Çoğumuz “Bugün mutfağı toparlayayım, yarın yatak odasını, öbür gün oturma odasını” diyerek temizliğe girişiriz. Kondo, bundan ziyade, “bugün elbiselerimi, yarın kitaplarımı, ertesi gün öte beriyi toparlayayım” şeklinde plan yapmamızı tavsiye ediyor.

Sebebi şu: Kitaplarınız ve dergileriniz farklı farklı odalarda olduklarında gözünüze çok görünmeyebilir ama hepsini bir araya getirip yığınlar oluşturduğunuzda aslında ne kadar da çok ve muhtemelen gereksiz olduklarını anlayabilirsiniz.

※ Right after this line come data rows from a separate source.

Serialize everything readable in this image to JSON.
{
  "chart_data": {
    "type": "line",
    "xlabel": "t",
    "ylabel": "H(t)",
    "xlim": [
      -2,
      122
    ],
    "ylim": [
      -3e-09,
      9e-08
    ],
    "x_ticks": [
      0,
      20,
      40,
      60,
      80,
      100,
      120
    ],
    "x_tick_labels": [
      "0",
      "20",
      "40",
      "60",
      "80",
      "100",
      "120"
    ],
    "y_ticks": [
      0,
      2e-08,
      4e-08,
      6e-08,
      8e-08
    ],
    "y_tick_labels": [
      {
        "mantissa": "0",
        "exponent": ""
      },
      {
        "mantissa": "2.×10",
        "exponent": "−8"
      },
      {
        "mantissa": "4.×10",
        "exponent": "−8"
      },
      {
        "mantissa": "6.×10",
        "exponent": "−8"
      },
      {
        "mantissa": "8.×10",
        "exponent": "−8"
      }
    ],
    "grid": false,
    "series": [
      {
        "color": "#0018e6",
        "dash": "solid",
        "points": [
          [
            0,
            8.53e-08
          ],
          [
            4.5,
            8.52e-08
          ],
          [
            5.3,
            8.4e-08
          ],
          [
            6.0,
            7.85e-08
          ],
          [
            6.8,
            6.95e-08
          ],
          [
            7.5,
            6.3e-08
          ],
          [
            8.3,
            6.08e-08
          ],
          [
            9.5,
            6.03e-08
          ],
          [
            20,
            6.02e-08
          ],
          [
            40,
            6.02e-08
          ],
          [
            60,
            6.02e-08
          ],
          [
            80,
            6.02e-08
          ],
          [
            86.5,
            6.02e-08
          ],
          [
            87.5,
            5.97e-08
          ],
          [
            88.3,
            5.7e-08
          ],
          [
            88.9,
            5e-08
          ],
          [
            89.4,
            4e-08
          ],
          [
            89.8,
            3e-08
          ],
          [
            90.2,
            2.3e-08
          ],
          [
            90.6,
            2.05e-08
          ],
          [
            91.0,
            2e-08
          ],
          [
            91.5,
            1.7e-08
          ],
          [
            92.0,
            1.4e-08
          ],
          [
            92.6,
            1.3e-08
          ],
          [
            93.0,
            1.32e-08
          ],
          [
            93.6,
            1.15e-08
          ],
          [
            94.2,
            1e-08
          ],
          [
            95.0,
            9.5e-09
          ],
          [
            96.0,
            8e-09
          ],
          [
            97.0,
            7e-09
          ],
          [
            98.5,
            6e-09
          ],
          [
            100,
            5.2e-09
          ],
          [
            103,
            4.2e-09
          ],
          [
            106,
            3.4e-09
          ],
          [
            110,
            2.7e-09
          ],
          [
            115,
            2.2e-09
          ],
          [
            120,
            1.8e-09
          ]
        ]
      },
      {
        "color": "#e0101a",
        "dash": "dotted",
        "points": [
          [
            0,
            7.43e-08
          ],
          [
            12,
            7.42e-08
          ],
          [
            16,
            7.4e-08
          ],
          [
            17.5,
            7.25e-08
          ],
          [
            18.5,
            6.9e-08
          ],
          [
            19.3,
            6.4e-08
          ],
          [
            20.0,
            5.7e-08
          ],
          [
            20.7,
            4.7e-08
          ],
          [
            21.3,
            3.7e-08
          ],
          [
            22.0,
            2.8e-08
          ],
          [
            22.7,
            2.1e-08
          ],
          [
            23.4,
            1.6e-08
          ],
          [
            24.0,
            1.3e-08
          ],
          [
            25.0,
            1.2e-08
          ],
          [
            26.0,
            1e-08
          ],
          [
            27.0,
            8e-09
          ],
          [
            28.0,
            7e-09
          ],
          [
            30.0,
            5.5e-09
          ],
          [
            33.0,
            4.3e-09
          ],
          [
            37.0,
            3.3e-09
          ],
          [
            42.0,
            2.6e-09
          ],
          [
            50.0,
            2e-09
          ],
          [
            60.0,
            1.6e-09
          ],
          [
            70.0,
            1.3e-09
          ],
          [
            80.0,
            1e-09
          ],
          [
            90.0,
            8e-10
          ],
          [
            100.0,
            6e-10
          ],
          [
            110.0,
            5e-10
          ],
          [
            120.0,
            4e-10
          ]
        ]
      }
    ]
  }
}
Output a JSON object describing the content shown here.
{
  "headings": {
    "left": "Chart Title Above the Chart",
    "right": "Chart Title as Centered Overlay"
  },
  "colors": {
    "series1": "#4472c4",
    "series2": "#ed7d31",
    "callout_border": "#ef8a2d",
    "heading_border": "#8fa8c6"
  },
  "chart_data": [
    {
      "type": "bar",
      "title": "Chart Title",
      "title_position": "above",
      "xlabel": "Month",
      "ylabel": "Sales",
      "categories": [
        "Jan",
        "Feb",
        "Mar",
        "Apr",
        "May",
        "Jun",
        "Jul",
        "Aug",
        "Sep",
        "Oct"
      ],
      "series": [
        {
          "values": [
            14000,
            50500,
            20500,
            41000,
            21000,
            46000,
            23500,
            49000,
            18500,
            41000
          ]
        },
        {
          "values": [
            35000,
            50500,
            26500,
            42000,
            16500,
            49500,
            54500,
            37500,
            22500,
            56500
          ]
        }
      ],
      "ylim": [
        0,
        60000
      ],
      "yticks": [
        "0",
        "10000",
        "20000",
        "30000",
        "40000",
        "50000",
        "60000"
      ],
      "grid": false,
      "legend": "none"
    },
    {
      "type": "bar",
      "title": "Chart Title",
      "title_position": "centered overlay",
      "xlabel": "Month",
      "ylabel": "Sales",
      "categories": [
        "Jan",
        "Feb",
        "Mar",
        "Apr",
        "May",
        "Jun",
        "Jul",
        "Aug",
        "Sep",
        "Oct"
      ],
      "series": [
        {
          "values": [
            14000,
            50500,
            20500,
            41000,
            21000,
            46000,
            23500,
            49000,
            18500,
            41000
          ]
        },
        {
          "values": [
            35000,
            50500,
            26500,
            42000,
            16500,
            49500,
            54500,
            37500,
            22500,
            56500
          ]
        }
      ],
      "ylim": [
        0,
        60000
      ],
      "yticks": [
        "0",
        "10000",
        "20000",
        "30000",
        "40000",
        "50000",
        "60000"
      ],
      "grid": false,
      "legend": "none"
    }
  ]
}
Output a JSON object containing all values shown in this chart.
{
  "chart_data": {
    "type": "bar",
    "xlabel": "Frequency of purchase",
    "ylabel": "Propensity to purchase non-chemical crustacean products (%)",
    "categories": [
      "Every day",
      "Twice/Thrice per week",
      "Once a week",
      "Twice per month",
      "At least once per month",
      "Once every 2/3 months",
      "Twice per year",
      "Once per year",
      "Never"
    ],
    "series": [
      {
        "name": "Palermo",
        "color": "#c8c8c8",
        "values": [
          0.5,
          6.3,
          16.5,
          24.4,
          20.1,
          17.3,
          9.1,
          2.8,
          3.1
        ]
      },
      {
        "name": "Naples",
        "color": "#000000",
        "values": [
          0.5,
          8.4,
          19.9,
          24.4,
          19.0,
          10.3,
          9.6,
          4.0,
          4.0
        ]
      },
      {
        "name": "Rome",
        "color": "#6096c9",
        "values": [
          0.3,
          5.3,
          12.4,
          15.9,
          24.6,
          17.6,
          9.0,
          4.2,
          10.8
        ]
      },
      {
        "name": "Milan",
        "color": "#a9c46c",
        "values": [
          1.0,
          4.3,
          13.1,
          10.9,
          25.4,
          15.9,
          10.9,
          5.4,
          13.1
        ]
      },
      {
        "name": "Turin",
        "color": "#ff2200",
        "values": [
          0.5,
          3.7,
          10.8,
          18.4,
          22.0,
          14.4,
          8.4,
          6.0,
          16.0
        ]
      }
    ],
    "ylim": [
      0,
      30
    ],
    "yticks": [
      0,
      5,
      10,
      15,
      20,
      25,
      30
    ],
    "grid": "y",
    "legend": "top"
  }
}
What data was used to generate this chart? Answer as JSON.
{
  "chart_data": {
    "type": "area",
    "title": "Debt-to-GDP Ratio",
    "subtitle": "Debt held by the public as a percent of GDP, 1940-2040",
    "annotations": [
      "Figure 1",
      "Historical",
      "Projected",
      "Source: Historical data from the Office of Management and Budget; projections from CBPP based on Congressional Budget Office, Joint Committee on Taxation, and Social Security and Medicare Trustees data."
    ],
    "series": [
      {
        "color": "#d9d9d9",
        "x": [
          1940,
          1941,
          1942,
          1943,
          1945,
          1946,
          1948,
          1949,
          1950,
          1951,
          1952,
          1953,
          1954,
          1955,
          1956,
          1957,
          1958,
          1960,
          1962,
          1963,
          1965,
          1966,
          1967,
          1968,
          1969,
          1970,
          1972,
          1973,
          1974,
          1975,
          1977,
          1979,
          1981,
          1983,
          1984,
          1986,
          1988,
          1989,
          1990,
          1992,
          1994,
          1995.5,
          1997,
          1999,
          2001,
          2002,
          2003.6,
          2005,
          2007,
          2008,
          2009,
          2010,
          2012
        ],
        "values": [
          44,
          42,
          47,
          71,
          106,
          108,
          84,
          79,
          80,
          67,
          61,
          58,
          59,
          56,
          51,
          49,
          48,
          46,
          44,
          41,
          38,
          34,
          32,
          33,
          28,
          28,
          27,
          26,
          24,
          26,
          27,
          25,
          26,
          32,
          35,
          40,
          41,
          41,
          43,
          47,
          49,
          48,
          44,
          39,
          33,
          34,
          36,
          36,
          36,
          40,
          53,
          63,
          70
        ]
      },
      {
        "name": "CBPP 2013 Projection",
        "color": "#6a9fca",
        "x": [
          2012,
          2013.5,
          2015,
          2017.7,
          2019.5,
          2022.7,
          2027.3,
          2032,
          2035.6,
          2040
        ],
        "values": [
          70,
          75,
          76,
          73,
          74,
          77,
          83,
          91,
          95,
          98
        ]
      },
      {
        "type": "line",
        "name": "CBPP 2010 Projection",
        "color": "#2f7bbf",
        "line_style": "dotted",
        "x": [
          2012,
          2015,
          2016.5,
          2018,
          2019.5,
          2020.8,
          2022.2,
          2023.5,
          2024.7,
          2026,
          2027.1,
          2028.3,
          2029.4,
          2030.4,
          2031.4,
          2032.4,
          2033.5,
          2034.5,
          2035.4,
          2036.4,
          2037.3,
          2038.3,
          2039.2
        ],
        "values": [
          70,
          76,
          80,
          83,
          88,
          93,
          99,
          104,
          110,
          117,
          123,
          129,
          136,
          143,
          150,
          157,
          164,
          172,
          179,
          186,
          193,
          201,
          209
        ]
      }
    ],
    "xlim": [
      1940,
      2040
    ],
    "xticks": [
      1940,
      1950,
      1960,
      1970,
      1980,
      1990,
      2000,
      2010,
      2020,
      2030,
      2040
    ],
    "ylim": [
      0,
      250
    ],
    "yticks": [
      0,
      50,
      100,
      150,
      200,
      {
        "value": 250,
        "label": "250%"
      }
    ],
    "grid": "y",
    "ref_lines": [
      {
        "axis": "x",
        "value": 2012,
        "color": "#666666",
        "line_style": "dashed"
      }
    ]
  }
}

Kurtulması en kolay eşyalar şunlardır: Elbiseler, kitaplar, CD’ler, aksesuarlar, makyaj malzemeleri, yazma çizme araç gereçleri… Bunların gereksiz olanlarından bir an evvel kurtulun ki, manevi değeri olan ve atıp atmama kararında sizi zorlayacak eşyalara daha çok zaman ayırabilesiniz.

Ev ahalisinin karışmasına izin vermeyin

Sizin kurtulmak istediğiniz eşyalar için evdekiler illa ki “Atmayalım, bir gün lazım olur” diyeceklerdir. Bu da sizin temizlik planınızı tamamen bozacaktır. Size karışmalarına izin vermeyin, yoksa bu dağınıklık büyümeye devam edecek.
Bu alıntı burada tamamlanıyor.